Japan's former prime minister, Naoto Kan, told the news conference that his nation has contributed $1.3 billion to the fund. Mr. Kan also said the fund's "transparency" must be maintained — which includes uncovering and publicizing its own losses — as the fund goes through a series of reforms launched last year.

 

"The European debt crisis is shaking the world economy, which in turn seriously affects the fortunes of the Global Fund. But it doesn't mean the significance of the Global Fund is less," Mr. Kan said. "The corruption exists.
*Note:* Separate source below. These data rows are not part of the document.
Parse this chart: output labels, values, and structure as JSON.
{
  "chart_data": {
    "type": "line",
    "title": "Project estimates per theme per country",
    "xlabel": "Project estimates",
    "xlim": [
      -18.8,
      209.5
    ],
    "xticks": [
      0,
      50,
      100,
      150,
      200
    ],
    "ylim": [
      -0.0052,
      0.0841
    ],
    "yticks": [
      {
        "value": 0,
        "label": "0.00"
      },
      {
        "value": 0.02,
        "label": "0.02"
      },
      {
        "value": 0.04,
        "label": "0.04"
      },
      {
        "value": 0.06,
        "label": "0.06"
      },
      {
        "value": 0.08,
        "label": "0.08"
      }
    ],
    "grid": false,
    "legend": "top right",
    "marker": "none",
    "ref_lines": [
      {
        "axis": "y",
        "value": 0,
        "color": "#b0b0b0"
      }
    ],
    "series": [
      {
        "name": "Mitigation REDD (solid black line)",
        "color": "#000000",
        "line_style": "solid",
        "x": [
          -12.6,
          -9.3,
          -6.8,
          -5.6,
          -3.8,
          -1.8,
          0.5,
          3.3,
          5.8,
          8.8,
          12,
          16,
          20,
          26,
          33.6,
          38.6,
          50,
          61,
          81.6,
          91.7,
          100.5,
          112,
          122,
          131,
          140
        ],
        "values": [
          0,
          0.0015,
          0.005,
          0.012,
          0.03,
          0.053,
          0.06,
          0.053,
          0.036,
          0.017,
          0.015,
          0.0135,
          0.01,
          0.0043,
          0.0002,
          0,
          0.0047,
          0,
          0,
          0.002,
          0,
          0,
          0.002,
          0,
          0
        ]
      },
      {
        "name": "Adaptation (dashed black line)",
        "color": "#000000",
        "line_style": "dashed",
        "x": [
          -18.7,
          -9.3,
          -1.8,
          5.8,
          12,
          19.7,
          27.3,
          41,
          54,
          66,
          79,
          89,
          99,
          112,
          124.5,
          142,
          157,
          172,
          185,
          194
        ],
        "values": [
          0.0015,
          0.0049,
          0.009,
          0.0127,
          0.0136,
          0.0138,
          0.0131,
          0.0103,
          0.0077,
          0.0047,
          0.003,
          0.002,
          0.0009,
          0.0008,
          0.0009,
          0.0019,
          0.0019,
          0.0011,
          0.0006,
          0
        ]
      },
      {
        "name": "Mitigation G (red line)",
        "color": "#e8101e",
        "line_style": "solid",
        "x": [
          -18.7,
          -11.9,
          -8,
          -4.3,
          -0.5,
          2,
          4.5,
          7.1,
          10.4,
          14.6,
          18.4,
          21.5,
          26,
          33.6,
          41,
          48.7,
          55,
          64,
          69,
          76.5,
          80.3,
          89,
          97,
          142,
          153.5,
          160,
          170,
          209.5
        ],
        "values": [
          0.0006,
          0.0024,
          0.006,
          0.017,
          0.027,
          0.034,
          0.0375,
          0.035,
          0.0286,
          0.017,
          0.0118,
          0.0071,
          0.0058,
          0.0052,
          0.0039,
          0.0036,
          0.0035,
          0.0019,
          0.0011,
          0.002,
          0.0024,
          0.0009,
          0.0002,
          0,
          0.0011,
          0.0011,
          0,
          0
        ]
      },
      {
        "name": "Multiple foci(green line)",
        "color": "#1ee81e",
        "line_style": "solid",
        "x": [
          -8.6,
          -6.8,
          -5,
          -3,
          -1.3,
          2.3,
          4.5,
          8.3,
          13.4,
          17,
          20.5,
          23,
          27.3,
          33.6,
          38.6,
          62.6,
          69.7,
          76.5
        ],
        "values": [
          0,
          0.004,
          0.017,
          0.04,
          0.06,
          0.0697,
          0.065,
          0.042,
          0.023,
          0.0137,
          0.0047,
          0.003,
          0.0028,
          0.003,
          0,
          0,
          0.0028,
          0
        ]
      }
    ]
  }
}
It's regrettable, but that's reality."

 

Global Fund board chairman Simon Bland said the fund is "transforming the way we do business" by streamlining the organization and will continue to "hold ourselves accountable" for what it spends.

 

"There will be no shying away from that transparency," Mr. Bland said.

 

Mr. Kazatchkine, who has been at odds with the office that has been uncovering the losses, resigned after the board decided to create a new position of general manager to chart a new direction.

 

"I believe it is untenable that there are two heads in an organization and that's why I decided to leave," he told AP.

 

Mr. Bland said he had hired the London accounting firm RSM Tenon Group to look into internal fund allegations that Mr. Kazatchkine, a French immunologist, paid several million dollars to benefit charity activities of France's first lady, Carla Bruni-Sarkozy, and firms run by her close friend.

 

Bland said the firm has produced a confidential report that he intends to make public which lends little support to the allegations. France is the second-largest contributor to the fund behind the U.S. and Ms. Bruni-Sarkozy serves as one of its ambassadors.